After lifting regularly (3 times a week) for about 8 months now, I've come to realize a very important truth about strength training. The fact is that you are never going to be genuinely satisfied with your progress.
As a newbie, I've already put on around 50 percent of the muscle mass I will ever put on in my entire life. I have, at best, average genetics, and the reality is that unless you have upper tier genetics, you're probably not going to achieve the kind of physique you want. Just like I will never become an elite runner (or even an average one), I will never have an elite physique because I don't have the genetic capacity for it. I actually find this a very liberating truth because it frees me from the disappointment that comes from unrealistic expectations. This means that, although I will probably never be genuinely satisfied with my gains, it's fine. What I need to do is learn how to live in harmony with this truth rather than think that one day I will have arrived and be fully satisfied with everything.
I will also say that getting yourself in shape is never going to make you happy even though it can definitely improve your quality of life and make you feel good. The person who says they don't care about how they look or feel is lying. That said, attaining a certain level of fitness always promises more than it can deliver. The same applies to making a lot of money or acquiring a bunch of possessions. None of these external things is meant to put us in some kind of permanent happy state. Internal contentment comes from less showy things like having a purpose in life, assuming responsibility for your actions, meaningful relationships, being kind to others, and contributing to the good of society. The one thing that overlaps with all these things, and the one thing that means the most to you if you are a Christian, is living to the glory and praise of God. That will contribute more to your personal happiness than body building or any other pursuit we have in life. Yes, I enjoy weight training and get a certain amount of joy from it, but I don't expect it to make my happy on some fundamental level if those other key areas of my life aren't in order.

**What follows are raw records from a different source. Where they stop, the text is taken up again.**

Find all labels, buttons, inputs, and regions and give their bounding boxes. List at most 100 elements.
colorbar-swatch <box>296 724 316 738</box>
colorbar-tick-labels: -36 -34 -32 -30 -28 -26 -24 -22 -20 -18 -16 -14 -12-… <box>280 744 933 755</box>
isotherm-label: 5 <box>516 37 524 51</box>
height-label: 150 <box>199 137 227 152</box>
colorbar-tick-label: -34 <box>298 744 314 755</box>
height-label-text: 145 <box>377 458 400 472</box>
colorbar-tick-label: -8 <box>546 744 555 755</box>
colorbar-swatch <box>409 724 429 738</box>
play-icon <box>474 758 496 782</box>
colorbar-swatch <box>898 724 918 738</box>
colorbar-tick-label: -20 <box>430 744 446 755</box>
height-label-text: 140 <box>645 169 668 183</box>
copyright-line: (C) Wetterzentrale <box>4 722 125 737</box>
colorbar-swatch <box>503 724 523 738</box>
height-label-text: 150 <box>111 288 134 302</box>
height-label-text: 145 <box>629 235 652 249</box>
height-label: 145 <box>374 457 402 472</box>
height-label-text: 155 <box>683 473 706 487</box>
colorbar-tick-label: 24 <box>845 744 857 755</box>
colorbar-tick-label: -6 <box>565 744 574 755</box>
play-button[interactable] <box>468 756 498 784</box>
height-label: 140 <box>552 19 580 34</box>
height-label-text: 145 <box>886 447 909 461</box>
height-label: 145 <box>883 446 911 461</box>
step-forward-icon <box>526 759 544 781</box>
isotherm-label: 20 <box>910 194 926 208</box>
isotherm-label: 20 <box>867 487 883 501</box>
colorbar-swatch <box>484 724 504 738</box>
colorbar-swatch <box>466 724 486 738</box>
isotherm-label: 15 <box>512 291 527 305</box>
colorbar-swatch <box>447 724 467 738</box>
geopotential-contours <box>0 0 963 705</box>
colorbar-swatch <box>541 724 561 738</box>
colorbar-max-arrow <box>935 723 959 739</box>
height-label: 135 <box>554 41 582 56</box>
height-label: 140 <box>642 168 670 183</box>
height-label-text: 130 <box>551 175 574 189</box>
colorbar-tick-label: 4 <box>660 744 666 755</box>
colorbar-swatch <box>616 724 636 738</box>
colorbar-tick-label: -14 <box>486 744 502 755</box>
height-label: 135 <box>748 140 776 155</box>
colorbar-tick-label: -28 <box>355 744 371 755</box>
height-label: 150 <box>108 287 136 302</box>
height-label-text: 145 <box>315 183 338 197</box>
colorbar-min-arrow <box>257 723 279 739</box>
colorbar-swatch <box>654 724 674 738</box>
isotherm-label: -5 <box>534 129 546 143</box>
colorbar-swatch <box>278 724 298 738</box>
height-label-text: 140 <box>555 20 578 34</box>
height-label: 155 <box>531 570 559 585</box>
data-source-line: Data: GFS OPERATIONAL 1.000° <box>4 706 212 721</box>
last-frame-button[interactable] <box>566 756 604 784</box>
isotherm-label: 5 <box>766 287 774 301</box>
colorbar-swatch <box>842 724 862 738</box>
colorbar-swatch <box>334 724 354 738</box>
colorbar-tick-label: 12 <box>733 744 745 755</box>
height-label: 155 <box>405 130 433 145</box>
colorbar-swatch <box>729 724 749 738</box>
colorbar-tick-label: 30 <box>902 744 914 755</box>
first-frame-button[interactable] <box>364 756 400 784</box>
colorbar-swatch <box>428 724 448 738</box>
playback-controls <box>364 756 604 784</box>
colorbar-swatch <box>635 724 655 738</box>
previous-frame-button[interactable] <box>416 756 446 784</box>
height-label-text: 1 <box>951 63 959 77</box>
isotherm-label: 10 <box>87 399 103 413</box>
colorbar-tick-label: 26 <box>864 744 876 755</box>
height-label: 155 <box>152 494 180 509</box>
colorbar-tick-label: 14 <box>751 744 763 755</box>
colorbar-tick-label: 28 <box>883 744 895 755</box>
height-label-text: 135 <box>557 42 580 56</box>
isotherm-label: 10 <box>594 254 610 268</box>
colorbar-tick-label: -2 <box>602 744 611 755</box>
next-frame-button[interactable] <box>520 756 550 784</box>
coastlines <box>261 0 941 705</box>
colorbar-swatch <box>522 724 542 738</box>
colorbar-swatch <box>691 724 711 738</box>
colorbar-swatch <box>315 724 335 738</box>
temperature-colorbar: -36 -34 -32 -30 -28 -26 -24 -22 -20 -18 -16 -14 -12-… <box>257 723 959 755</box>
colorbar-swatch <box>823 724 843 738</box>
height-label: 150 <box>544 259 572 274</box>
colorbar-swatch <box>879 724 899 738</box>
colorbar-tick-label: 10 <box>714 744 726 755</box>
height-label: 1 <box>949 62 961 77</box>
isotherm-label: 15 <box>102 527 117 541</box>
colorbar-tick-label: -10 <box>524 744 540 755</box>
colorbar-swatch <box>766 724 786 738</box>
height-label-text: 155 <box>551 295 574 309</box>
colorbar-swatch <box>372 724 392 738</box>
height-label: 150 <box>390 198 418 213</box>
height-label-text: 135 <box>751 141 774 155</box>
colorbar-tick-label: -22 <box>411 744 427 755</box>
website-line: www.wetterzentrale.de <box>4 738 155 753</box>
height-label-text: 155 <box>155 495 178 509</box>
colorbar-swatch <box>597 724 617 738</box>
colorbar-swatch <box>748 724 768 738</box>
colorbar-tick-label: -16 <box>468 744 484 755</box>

Let me close with a wonderful quote by the one and only Malcolm Muggeridge. I think he says it perfectly:
I may, I suppose, regard myself, or pass for being, a relatively successful man. People occasionally stare at me in the streets -- that's fame. I can fairly easily earn enough to qualify for admission to the higher slopes of the Internal Revenue -- that's success. Furnished with money and a little fame even the elderly, if they care to, may partake of trendy diversions -- that's pleasure. It might happen once in a while that something I said or wrote was sufficiently heeded for me to persuade myself that it represented a serious impact on our time -- that's fulfillment. Yet I say to you -- and I beg you to believe me -- multiply these tiny triumphs by a million, add them all together, and they are nothing -- less than nothing, a positive impediment -- measured against one draught of that living water Christ offers to the spiritually thirsty, irrespective of who are what they are.